Le ministre de l’économie a signé en début de semaine un arrêté portant modification des prix de certains produits de première nécessité. A en croire Houmed Msaidie, cet arrêté devait prendre effet dès sa signature le 4 avril. Six jours après, l’on constate que la décision qui devait prendre effet dès sa date de signature se heurte à la réticence des opérateurs économiques.

Le ministre de l’économie a signé le 04 avril dernier un arrêté portant modification des prix de certains produits de première nécessité. Cette décision a eu des échos positifs. Hélas sur le terrain, la population ne ressent pas encore cette baisse. Joint au téléphone ce jeudi par La Gazette des Comores, Houmed Msaidie confirme, pourtant, l’effectivité de cette baisse. « La baisse des prix est effective. S’il y a lieu de réajustement, on va les écouter », déclare-t-il, parlant des opérateurs économiques.

En effet ces derniers sont loin de se conformer immédiatement à la décision du ministre de l’économie. Selon la présidente de la Nouvelle Opaco, ils doivent rencontrer le ministre « lui-même » pour échanger et tirer certains points au clair. Mais aussi, ils veulent un tête-à-tête avec le gouverneur de la Banque centrale pour plus de transparence sur les mesures économiques annoncées par le président de la République.

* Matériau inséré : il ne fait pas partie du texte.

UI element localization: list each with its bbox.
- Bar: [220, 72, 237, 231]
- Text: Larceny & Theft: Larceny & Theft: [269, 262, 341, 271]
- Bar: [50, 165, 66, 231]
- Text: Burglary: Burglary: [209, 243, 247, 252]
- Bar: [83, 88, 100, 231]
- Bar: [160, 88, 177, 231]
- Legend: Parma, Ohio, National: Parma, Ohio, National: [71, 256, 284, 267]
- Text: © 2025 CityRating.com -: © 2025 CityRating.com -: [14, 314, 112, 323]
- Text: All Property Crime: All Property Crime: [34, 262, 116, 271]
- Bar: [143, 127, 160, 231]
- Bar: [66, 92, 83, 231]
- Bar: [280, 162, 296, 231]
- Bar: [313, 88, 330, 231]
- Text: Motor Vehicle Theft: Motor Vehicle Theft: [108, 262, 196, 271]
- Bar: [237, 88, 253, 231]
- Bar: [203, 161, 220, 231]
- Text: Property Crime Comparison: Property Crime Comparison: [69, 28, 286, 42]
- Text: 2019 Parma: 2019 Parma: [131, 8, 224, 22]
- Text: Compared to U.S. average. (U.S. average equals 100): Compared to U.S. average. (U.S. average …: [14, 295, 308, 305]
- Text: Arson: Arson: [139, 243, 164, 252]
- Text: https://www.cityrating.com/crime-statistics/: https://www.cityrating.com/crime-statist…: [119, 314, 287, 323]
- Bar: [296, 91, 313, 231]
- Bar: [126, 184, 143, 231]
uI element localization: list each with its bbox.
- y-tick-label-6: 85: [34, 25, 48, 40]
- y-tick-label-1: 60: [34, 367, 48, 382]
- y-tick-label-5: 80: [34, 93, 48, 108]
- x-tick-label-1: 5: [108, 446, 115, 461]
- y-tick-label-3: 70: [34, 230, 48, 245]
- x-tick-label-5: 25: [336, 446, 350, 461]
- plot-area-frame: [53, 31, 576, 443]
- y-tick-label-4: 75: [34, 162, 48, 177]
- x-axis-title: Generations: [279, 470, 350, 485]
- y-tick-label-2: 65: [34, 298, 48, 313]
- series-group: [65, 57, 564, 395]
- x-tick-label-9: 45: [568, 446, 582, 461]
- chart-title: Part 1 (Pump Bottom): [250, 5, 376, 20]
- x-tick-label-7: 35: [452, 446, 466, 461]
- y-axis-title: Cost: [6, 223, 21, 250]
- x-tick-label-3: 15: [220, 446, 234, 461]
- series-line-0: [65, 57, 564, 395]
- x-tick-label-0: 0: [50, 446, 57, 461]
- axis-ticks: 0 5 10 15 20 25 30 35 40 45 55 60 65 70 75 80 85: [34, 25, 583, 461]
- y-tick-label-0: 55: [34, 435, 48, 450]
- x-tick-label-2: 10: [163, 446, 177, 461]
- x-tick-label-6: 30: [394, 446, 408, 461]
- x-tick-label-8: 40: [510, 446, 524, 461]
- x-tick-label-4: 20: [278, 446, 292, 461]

« Certes, il y a eu la réduction de 30% des taxes douanières sur certains produits mais il ne faut pas oublier qu’il y a des produits qui étaient déjà sur place avant l’abattement. Il faudrait revoir sur ce point », indique Sitti Djaouharia, la patronne de la Nouvelle Opaco. Elle se dit opposée aux commerçants qui ont profité de cette crise sanitaire pour rehausser les prix. Son organisation et le syndicat des commerçants attendent de rencontrer les deux responsables cités ci-haut avant de se prononcer sur cette baisse des prix qui sans doute ne fait pas l’unanimité.

De son côté, l’Union des chambres de commerce (UCCIA) se montre compréhensive. Selon son secrétaire général, il devrait y avoir une période moratoire avant l’exécution de l’arrêté. « Dans cette situation, on aurait souhaité que les importateurs obtiennent des crédits d’impôts sur les marchandises emmagasinés », propose Fakriddine Abdoulhalik. En ce qui concerne la baisse des prix, ce dernier reste convaincu que la direction de commerce n’est pas bien outillée pour mener à bien son travail. « Ce n’est pas la première fois que l’Etat procède à des abattements. Et toujours est-il qu’on fait face à cette situation », conclut-il.